Toute haine, toute rage et tout venin bien rentrés, le libéralisme est d’abord l’acte moderne fondateur d’un défi de l’homme lancé à Dieu, qui n’a jamais dit son nom, camouflant sous un verni sémantique pseudo chrétien une théologie de substitution et ses promesses de salut pacificateur par le Marché et par le Droit.
On se réveille douloureusement du cauchemar. La parodie ne marche plus. L’aube chrétienne se lève enfin.
le second président des Etats-Unis John Adams en 1798 : « Notre Constitution n’a été établie que pour un peuple moral et religieux. Elle est totalement inadéquate pour tout autre peuple »
J’ai beaucoup aimé le dernier paragraphe sur l’auto entrepreneur.
Il y a un nouveau type de sociétés micro entreprenariale ou chaque individu est à la fois une micro franchise et un recruteur. Le tout bien assaisonné de coaching bien lourd (que tes rêves deviennent réalité, tout dépend de la volonté, tout est possible etc) type du livre « secret enfin révélé » « plus malin que le diable » et des meeting quasi sectaires ou tous ces gens solitaires peuvent ainsi donner et surtout recevoir leur dose de reconnaissance dans des messes libérales.

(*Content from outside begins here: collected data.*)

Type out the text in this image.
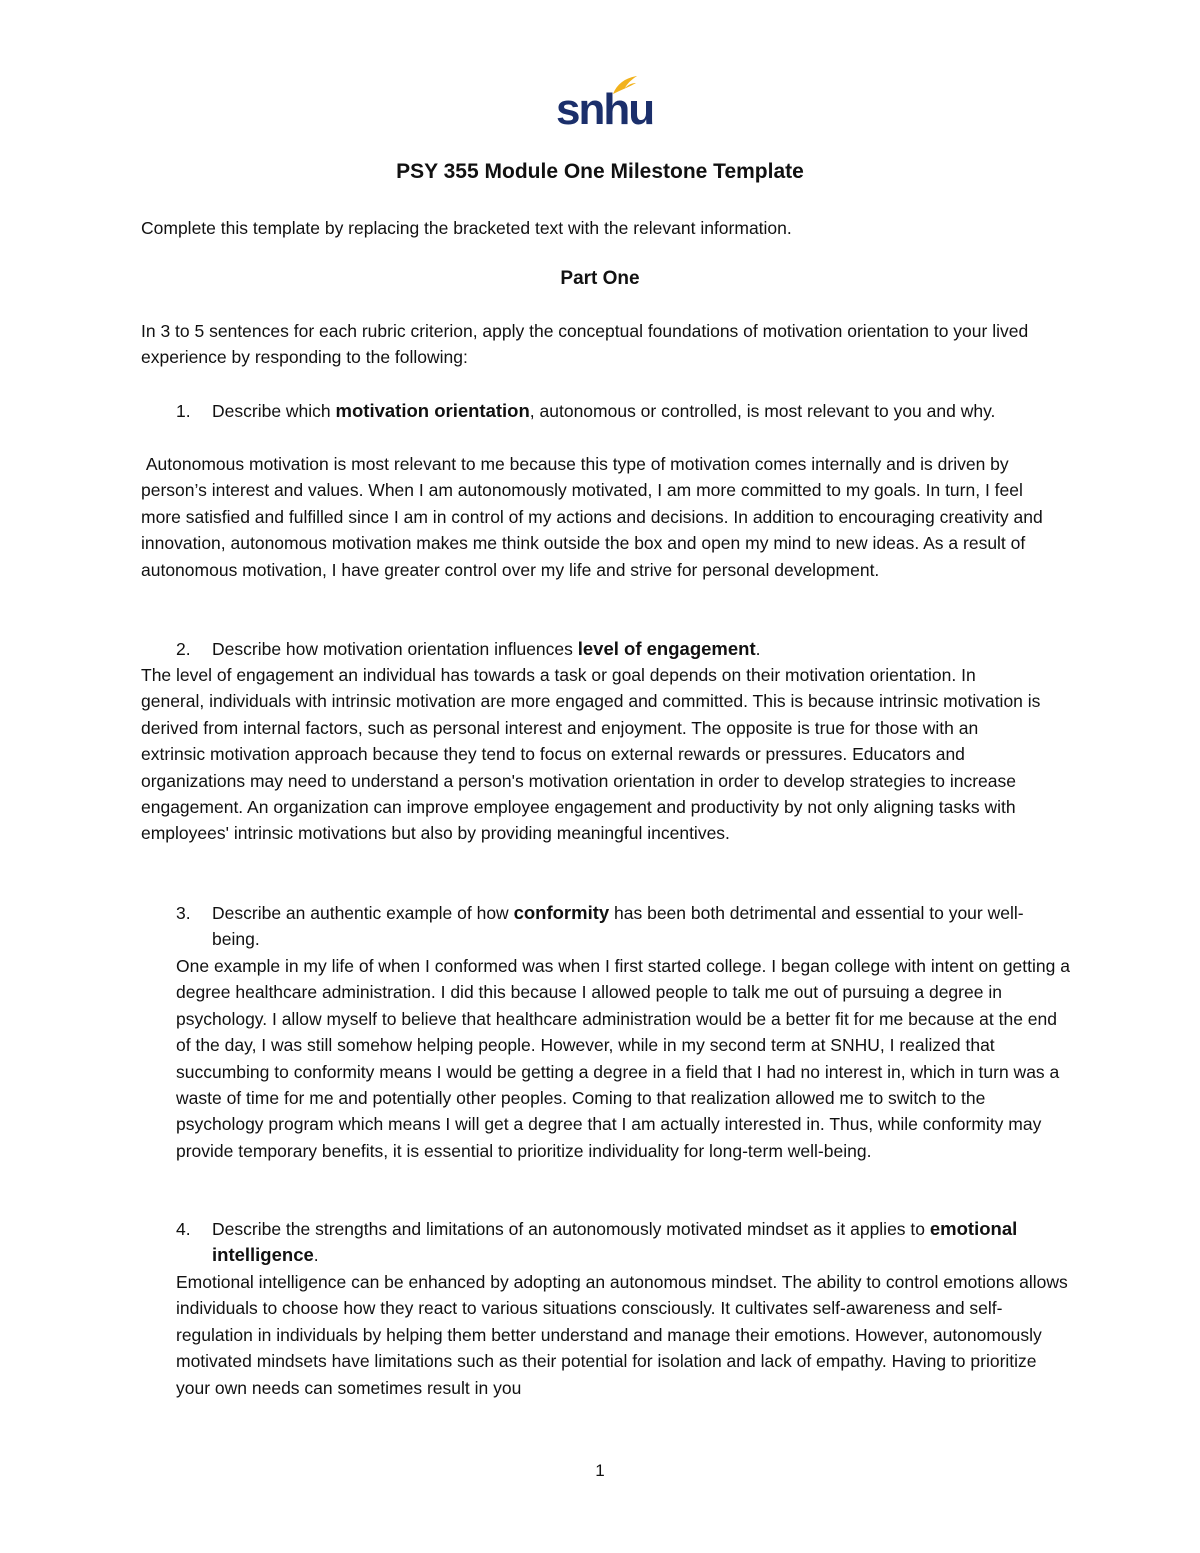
snhu
PSY 355 Module One Milestone Template

Complete this template by replacing the bracketed text with the relevant information.

Part One

In 3 to 5 sentences for each rubric criterion, apply the conceptual foundations of motivation orientation to your lived experience by responding to the following:

1. Describe which motivation orientation, autonomous or controlled, is most relevant to you and why.

Autonomous motivation is most relevant to me because this type of motivation comes internally and is driven by person’s interest and values. When I am autonomously motivated, I am more committed to my goals. In turn, I feel more satisfied and fulfilled since I am in control of my actions and decisions. In addition to encouraging creativity and innovation, autonomous motivation makes me think outside the box and open my mind to new ideas. As a result of autonomous motivation, I have greater control over my life and strive for personal development.

2. Describe how motivation orientation influences level of engagement.

The level of engagement an individual has towards a task or goal depends on their motivation orientation. In general, individuals with intrinsic motivation are more engaged and committed. This is because intrinsic motivation is derived from internal factors, such as personal interest and enjoyment. The opposite is true for those with an extrinsic motivation approach because they tend to focus on external rewards or pressures. Educators and organizations may need to understand a person's motivation orientation in order to develop strategies to increase engagement. An organization can improve employee engagement and productivity by not only aligning tasks with employees' intrinsic motivations but also by providing meaningful incentives.

3. Describe an authentic example of how conformity has been both detrimental and essential to your well-being.

One example in my life of when I conformed was when I first started college. I began college with intent on getting a degree healthcare administration. I did this because I allowed people to talk me out of pursuing a degree in psychology. I allow myself to believe that healthcare administration would be a better fit for me because at the end of the day, I was still somehow helping people. However, while in my second term at SNHU, I realized that succumbing to conformity means I would be getting a degree in a field that I had no interest in, which in turn was a waste of time for me and potentially other peoples. Coming to that realization allowed me to switch to the psychology program which means I will get a degree that I am actually interested in. Thus, while conformity may provide temporary benefits, it is essential to prioritize individuality for long-term well-being.

4. Describe the strengths and limitations of an autonomously motivated mindset as it applies to emotional intelligence.

Emotional intelligence can be enhanced by adopting an autonomous mindset. The ability to control emotions allows individuals to choose how they react to various situations consciously. It cultivates self-awareness and self-regulation in individuals by helping them better understand and manage their emotions. However, autonomously motivated mindsets have limitations such as their potential for isolation and lack of empathy. Having to prioritize your own needs can sometimes result in you

1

J’observe en direct un pote tomber la dedans, c’est assez délirant.
Merci pour ce brillant article, auquel il manque néanmoins une dimension très importante, celle de la compétition entre les hommes. Toutes les sociétés traditionnelles ont bridé la compétition, c’est-à-dire les rivalités mimétiques, pour limiter la violence et empêcher la dislocation sociale. Le libéralisme prône au contraire avant tout, au nom de « la Liberté », la libération de ce démon qui en tout homme, la jalousie d’autrui (le pire des démons selon le Livre de Tobie). Mettant clairement l’argent très au-dessus de Dieu, le libéralisme souhaite détruire toutes les règles sociales qui entravent la compétition pour permettre aux hommes de s’enrichir, motivés par le seul ressort de la seule jalousie, élément le plus destructeur des sociétés humaines.
Deux courtes remarques, sans doute un peu tardives.
D’une part, il me semble y avoir un problème de catégorie. En quoi vivons-nous, tout particulièrement en France, dans une société libérale, dans son acception classique ? Qu’il s’agisse du mode de fonctionnement de notre démocratie ou bien du poids, du coût et du domaine d’intervention de l’Etat, il me semble qu’on en est bien éloigné. J’ai l’impression que la critique libéralisme est le visage convenu d’un rejet plus large et plus flou de la modernité dans son ensemble. Quoiqu’il en soit, la confusion règne et j’ai peur de la rigueur de la démonstration s’en ressente.
D’autre part, le dernier paragraphe m’interpelle. Je ne comprends tout simplement pas la critique, que j’ai bien du mal à ne pas considérer comme celle d’un vieux con. Quid du lien social que créent les services cités, de la décentralisation de fait, de la levée de contraintes pesantes de la vie quotidienne ? Quel rapport avec le panopticon ? Bref, comme souvent, la posture et la recherche du bon mot au détriment de l’analyse des faits. Manifestement, c’est un trait que les écologistes intégraux ont en commun avec les écologistes tout court.